The prototype software, developed as part of the Daedalus I flight simulation framework, runs on consumer-grade GPU hardware and is designed to replace the pre-computed environmental models typically used in conventional flight simulators. The work is published in the CEAS Aeronautical Journal.
The system uses an in-house aerodynamic solver, HLBM2, based on the Lattice Boltzmann Method, a technique that enables rapid calculation of fluid physics through massive parallel processing on GPGPU hardware. The team ran the software on an Nvidia RTX 4090 graphics card and tested it on the university’s Daedalus 1 flight simulator.
The software models the physics of the atmosphere, the fire, water deployment and the helicopter simultaneously. A key capability is its modeling of two-way coupling between the fire on the ground and the helicopter’s rotor wake. In one test scenario, a simulated helicopter flying at 20kt toward a fire sent its rotor wake ahead, intensifying the blaze and generating a fresh plume that the helicopter then flew through seconds later.
“That kind of interaction is impossible for a pre-computed simulator to create and shows the potential that a more real-time realistic system could have for pilot training,” said Professor George Barakos of the James Watt School of Engineering, the paper’s corresponding author. He added that the software calculates fluid dynamic interactions at 60 frames per second or more, fast enough for seamless communication between the simulation components and the motion platform.
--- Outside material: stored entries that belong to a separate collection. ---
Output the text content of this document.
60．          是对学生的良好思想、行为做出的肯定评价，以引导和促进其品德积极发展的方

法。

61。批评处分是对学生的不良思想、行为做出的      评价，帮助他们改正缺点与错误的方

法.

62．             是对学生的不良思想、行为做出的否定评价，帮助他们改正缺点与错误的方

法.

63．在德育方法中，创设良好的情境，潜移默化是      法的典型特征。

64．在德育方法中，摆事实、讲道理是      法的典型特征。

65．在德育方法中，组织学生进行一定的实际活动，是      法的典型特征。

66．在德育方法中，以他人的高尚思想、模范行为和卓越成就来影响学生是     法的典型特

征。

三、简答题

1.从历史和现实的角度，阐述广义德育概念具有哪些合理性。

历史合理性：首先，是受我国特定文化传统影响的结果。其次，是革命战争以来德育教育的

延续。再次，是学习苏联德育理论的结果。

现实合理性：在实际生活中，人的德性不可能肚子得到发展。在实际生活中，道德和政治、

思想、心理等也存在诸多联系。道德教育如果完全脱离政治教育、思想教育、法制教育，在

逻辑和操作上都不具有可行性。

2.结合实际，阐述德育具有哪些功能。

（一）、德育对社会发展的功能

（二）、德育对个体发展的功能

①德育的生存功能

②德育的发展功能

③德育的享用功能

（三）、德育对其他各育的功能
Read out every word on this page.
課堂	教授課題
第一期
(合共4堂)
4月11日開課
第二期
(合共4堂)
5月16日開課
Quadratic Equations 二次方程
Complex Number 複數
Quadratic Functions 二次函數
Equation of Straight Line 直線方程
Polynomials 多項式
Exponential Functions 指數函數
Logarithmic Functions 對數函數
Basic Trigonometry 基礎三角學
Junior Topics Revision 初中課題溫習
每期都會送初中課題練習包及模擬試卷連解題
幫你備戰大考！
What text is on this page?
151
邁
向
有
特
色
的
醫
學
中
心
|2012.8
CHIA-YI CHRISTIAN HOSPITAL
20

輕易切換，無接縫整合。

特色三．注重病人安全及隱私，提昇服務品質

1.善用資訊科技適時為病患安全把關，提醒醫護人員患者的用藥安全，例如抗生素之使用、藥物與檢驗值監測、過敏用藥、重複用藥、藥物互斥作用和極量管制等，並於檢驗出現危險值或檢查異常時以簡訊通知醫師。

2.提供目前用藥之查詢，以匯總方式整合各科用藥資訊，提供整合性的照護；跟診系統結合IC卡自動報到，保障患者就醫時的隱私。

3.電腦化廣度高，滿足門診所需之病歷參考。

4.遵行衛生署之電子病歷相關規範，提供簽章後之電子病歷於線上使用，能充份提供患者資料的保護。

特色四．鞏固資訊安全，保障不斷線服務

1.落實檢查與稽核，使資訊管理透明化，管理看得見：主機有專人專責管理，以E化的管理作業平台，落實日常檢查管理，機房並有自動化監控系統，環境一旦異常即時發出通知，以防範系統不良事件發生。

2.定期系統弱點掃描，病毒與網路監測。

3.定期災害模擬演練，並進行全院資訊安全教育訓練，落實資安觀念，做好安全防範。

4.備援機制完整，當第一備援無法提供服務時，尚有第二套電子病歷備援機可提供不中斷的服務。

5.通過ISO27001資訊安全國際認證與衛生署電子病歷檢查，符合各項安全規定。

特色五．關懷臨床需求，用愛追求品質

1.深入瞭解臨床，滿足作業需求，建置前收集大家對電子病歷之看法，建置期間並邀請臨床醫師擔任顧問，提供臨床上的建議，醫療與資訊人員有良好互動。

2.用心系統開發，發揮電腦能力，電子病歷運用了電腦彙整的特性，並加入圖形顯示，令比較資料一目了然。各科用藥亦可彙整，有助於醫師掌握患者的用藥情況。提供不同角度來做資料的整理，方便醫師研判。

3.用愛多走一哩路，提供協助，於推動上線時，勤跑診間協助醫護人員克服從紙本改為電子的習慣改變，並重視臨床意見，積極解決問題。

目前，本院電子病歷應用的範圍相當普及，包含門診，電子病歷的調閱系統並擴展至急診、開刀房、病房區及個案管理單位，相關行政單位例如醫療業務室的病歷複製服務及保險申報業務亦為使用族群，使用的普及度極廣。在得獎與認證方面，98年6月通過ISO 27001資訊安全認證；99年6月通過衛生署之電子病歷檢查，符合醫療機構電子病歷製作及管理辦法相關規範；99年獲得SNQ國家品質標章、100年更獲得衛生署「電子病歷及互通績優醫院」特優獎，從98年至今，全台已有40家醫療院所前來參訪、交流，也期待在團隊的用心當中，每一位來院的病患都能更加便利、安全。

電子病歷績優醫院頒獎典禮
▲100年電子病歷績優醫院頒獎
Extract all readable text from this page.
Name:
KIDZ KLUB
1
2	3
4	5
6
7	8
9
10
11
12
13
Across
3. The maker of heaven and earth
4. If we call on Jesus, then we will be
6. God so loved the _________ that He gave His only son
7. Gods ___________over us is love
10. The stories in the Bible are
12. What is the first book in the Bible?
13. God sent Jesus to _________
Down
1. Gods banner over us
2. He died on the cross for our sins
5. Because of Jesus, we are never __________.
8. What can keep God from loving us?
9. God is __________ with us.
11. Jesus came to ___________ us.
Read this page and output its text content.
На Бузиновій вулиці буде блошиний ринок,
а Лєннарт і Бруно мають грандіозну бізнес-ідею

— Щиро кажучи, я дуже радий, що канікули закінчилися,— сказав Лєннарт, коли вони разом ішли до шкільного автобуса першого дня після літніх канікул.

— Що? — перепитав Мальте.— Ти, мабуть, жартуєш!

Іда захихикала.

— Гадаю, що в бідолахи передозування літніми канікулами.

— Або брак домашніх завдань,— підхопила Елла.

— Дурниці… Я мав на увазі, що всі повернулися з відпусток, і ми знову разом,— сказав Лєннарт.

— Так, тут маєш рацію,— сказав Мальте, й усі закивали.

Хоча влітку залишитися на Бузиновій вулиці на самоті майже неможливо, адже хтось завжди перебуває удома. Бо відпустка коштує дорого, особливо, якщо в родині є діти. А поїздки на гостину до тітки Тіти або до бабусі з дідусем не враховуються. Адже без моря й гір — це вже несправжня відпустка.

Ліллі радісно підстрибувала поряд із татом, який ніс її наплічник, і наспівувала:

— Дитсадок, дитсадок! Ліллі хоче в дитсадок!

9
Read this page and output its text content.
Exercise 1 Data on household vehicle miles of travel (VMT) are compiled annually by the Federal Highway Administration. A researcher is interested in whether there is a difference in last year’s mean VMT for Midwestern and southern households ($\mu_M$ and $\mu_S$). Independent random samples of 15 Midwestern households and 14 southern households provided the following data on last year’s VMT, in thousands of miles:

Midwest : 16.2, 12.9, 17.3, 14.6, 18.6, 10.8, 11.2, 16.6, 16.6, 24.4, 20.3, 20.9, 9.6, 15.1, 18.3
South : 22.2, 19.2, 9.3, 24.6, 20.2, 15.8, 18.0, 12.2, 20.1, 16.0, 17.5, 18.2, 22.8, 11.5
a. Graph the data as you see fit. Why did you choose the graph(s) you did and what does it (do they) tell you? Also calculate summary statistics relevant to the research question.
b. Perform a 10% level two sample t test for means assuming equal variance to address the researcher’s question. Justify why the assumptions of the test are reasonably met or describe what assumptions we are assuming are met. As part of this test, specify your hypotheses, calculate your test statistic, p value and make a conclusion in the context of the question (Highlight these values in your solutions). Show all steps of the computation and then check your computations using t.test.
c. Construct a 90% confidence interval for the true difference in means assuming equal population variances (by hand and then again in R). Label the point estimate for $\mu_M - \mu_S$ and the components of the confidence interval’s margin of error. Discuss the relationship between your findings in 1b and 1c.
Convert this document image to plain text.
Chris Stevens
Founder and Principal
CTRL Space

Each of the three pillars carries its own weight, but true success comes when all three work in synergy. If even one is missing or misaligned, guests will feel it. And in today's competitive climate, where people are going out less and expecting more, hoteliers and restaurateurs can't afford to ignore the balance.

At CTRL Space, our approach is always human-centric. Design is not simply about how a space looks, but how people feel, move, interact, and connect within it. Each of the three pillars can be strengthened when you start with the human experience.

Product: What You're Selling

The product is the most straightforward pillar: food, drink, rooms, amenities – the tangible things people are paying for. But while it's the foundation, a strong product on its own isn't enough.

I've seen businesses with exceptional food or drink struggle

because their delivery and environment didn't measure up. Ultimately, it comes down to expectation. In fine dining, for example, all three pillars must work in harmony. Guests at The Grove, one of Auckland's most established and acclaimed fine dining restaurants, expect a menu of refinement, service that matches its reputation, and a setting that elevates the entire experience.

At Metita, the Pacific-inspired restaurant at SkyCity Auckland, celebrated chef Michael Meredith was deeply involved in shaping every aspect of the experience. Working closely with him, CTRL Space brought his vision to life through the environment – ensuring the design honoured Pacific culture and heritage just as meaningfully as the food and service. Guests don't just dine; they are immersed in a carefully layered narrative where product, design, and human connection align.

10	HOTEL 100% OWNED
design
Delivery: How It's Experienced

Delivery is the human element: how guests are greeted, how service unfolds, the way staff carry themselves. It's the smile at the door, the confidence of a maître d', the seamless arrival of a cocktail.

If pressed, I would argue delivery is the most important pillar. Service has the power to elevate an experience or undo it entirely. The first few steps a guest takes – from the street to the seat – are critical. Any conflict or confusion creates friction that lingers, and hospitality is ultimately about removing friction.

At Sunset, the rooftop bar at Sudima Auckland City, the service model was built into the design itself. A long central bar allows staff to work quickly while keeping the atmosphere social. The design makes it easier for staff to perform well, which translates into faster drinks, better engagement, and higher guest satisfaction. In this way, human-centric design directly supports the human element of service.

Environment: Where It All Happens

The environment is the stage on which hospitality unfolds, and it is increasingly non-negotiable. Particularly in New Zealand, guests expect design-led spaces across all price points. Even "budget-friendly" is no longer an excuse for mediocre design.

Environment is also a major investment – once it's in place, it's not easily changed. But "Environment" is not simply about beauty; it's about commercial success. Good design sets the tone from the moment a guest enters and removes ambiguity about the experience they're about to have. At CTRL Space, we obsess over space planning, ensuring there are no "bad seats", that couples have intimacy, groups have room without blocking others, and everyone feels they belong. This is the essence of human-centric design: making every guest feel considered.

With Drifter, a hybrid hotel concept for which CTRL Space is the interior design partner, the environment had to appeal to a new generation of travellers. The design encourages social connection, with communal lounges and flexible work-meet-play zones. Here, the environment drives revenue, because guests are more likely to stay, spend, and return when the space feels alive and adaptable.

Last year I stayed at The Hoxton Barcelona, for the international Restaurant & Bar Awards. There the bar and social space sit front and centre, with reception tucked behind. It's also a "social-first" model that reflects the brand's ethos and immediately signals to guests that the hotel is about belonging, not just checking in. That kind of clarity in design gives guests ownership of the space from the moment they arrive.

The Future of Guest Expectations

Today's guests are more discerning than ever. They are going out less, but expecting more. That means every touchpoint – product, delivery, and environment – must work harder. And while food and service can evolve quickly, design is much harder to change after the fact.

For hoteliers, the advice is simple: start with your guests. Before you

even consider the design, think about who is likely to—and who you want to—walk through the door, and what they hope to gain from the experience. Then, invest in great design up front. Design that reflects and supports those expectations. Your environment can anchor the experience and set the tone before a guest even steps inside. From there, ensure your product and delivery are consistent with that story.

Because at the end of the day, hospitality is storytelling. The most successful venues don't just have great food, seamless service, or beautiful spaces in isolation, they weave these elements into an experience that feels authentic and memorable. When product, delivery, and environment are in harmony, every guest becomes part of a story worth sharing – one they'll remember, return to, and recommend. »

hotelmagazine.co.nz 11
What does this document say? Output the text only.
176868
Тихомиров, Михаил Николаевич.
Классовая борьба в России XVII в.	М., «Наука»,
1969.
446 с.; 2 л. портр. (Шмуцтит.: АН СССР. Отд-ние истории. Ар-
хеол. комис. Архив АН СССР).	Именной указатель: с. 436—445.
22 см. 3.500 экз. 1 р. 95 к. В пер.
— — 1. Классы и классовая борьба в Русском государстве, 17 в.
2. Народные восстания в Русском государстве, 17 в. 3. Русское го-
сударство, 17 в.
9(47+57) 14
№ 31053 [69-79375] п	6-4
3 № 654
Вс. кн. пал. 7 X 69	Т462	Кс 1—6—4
Postgraduate student Oyedoyin Dada, one of the paper’s lead authors, said: “Supercomputers are capable of simulating fluid behavior, but it’s not practical to use that level of power in flight simulators. What is urgently needed instead is more accessible simulations which harness the power of GPU processors to model the interactions between the plume coming from the fire and the wake of the aircraft.”
The system also models individual water droplets as they fall from the helicopter, calculating their effect on the fire and feeding updated data back into both the fire and atmospheric models.
The team said the next step is real-time testing with experienced pilots, followed by the development of an intelligent low-level control system that could learn from the simulation data to stabilize the aircraft in flight, reducing pilot workload during firefighting operations.
The research was supported by funding from the University of Glasgow and the Engineering and Physical Sciences Research Council (EPSRC). Dr Tao Zhang of the University of Glasgow and Dr Lu You of Guizhou University in China co-authored the paper.